O Instituto Butantan e o governo de São Paulo seguem escondendo o quanto já foi gasto na pesquisa para a produção da Butanvac, primeira vacina contra o coronavírus 100% desenvolvida pelo laboratório nacional. O imunizante foi anunciado em julho de 2021 por João Doria e Dimas Covas, como uma nova alternativa de baixo custo para o programa de imunização brasileiro.
Em janeiro, o Bastidor pediu ao Butantan o detalhamento dos gastos da pesquisa até então. À época, o laboratório informou que divulgaria os valores quando publicasse os resultados da primeira fase de estudos da vacina. No dia 7 de fevereiro, os dados científicos iniciais vieram a público, mas sem o investimento financeiro.
O Bastidor também tentou solicitar os dados via Lei de Acesso à Informação. O pedido foi encaminhado em 13 de janeiro. Mais de um mês depois, a única resposta recebida foi que o prazo havia estourado e que seria possível recorrer para tentar forçar o governo paulista a encaminhar a planilha.
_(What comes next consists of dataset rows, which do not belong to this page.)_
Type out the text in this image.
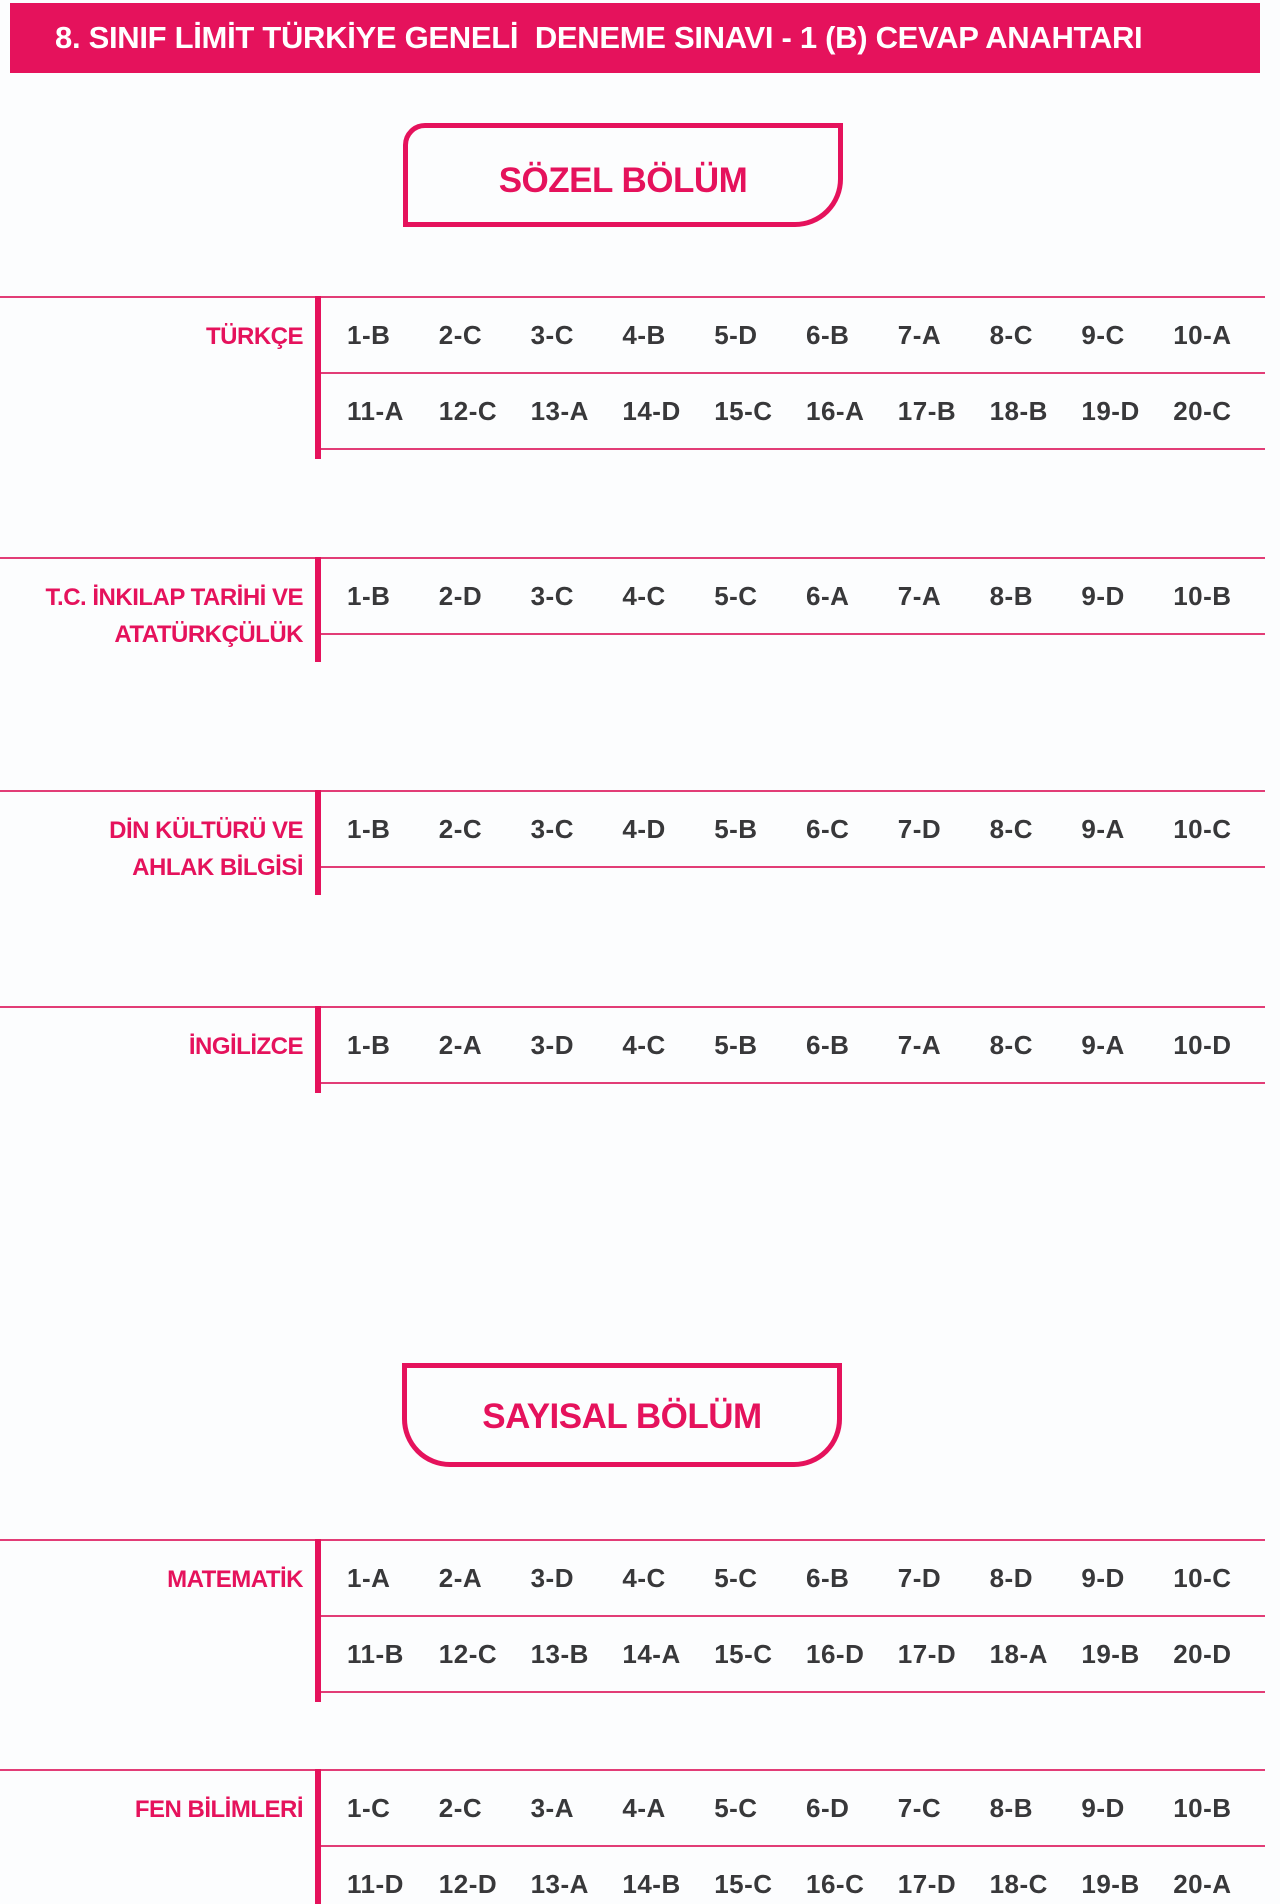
8. SINIF LİMİT TÜRKİYE GENELİ  DENEME SINAVI - 1 (B) CEVAP ANAHTARI
SÖZEL BÖLÜM
TÜRKÇE 1-B	2-C	3-C	4-B	5-D	6-B	7-A	8-C	9-C	10-A
11-A	12-C	13-A	14-D	15-C	16-A	17-B	18-B	19-D	20-C
T.C. İNKILAP TARİHİ VE
ATATÜRKÇÜLÜK
1-B	2-D	3-C	4-C	5-C	6-A	7-A	8-B	9-D	10-B
DİN KÜLTÜRÜ VE
AHLAK BİLGİSİ
1-B	2-C	3-C	4-D	5-B	6-C	7-D	8-C	9-A	10-C
İNGİLİZCE 1-B	2-A	3-D	4-C	5-B	6-B	7-A	8-C	9-A	10-D
SAYISAL BÖLÜM
MATEMATİK 1-A	2-A	3-D	4-C	5-C	6-B	7-D	8-D	9-D	10-C
11-B	12-C	13-B	14-A	15-C	16-D	17-D	18-A	19-B	20-D
FEN BİLİMLERİ 1-C	2-C	3-A	4-A	5-C	6-D	7-C	8-B	9-D	10-B
11-D	12-D	13-A	14-B	15-C	16-C	17-D	18-C	19-B	20-A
A assessoria de imprensa do Butantan também foi procurada de novo, mas informou que “não é possível divulgar os gastos enquanto os estudos estiverem em andamento”.
O laboratório garante que não usou dinheiro público e que as verbas são da Fundação Butantan, entidade privada que levanta doações para as atividades de pesquisa. Os estudos da Butanvac são realizados no Brasil e em outros países por meio de um consórcio.
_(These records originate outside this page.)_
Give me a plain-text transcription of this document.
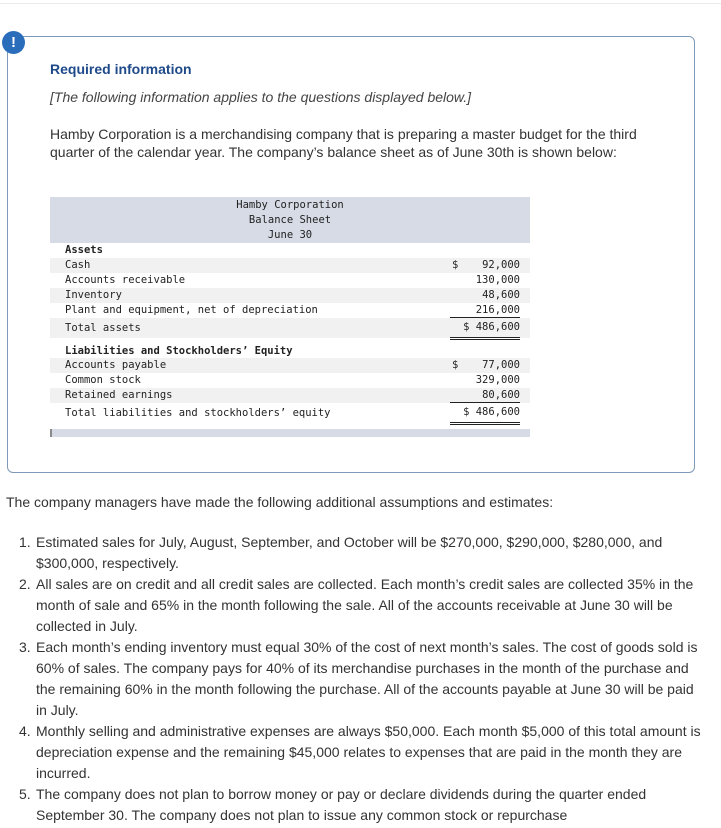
!
Required information
[The following information applies to the questions displayed below.]
Hamby Corporation is a merchandising company that is preparing a master budget for the third quarter of the calendar year. The company’s balance sheet as of June 30th is shown below:
Hamby Corporation
Balance Sheet
June 30
Assets
Cash	$	92,000
Accounts receivable	130,000
Inventory	48,600
Plant and equipment, net of depreciation	216,000
Total assets	$ 486,600
Liabilities and Stockholders’ Equity
Accounts payable	$	77,000
Common stock	329,000
Retained earnings	80,600
Total liabilities and stockholders’ equity	$ 486,600
The company managers have made the following additional assumptions and estimates:
1. Estimated sales for July, August, September, and October will be $270,000, $290,000, $280,000, and $300,000, respectively.
2. All sales are on credit and all credit sales are collected. Each month’s credit sales are collected 35% in the month of sale and 65% in the month following the sale. All of the accounts receivable at June 30 will be collected in July.
3. Each month’s ending inventory must equal 30% of the cost of next month’s sales. The cost of goods sold is 60% of sales. The company pays for 40% of its merchandise purchases in the month of the purchase and the remaining 60% in the month following the purchase. All of the accounts payable at June 30 will be paid in July.
4. Monthly selling and administrative expenses are always $50,000. Each month $5,000 of this total amount is depreciation expense and the remaining $45,000 relates to expenses that are paid in the month they are incurred.
5. The company does not plan to borrow money or pay or declare dividends during the quarter ended September 30. The company does not plan to issue any common stock or repurchase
Entre as entidades que financiam os estudos está a fundação Bill & Melinda Gates, que investe em pesquisas de diversas áreas, tendo grande atuação no setor da saúde. O Butantan diz que não recebeu nenhum investimento direto do consórcio ou da ONG do ex-casal bilionário, apenas conhecimento técnico.
A pesquisa
A Butanvac foi anunciada com pompa por João Doria, mas no tempo errado. Quando o governador anunciou o início dos estudos, a vacinação com outros imunizantes já tinha começado no Brasil e estava adiantada no público idoso.
O protocolo inicial previa que a vacina fosse aplicada em pessoas de todas as faixas etárias, um modelo clássico de pesquisas de vacina. A ideia era que metade dos voluntários recebesse a vacina, enquanto a outra metade receberia placebo. O mesmo aconteceria nas fases seguintes.
Como a vacinação avançou no país, foi preciso mudar o foco. Em vez de placebo, parte dos voluntários passou a receber a Coronavac. Ou seja, o estudo começou a focar na comparação das duas vacinas.
Os resultados iniciais mostraram que a vacina é segura e pode ser aplicada. Os dados estão sendo compilados, para serem repassados à Anvisa. Caberá à agência liberar as futuras fases da pesquisa.
Para que serve a nova vacina?
De acordo com o Butantan, ainda não se sabe como a Butanvac será usada no planejamento nacional de imunização. Isso porque a maioria da população já recebeu ao menos uma dose de vacina, dentre as que estão disponíveis no Brasil. O laboratório avalia se o imunizante poderá ser oferecido como dose de reforço.
Apesar de não ter foco definido, o Butantan defende a continuidade da pesquisa, já que a tecnologia dessa vacina é diferente das outras disponíveis atualmente. A Butanvac se assemelha aos imunizantes contra a Influenza, já que utiliza ovos de galinha para reproduzir cópias inativadas do coronavírus.
Como a tecnologia é parecida, a produção de doses 100% nacionais é ainda mais fácil e barata.
Atualização às 19h03
Depois da publicação desta reportagem, o Butantan enviou uma nota em que questiona o conteúdo do texto. O laboratório não faz nenhuma correção factual, embora afirme que o texto está errado. O Bastidor mantém as informações publicadas.
Eis a íntegra da nota:
“NOTA
O portal de notícias “O Bastidor” erra ao dizer que o Butantan esconde gastos com a pesquisa da vacina ButanVac.
O patrocínio financeiro dos ensaios clínicos do imunizante é feito por meio da Fundação Butantan, uma entidade privada e, por tanto, sem obrigatoriedade em lei de tornar público seus gastos, quaisquer que sejam eles. Além disso, com o estudo em curso, os voluntários seguem em monitoramento, o que gera custos a serem computados até sua conclusão.
A ButanVac teve a primeira etapa dos ensaios clínicos finalizada e os resultados preliminares de segurança são positivos. Em breve, as conclusões consolidadas serão encaminhadas à Agência Nacional de Vigilância Sanitária (Anvisa), que acompanha todo o processo e, com o aval dela, as fases 2 e 3 serão iniciadas. A previsão é que o novo ensaio clínico seja concluído ainda em 2022.”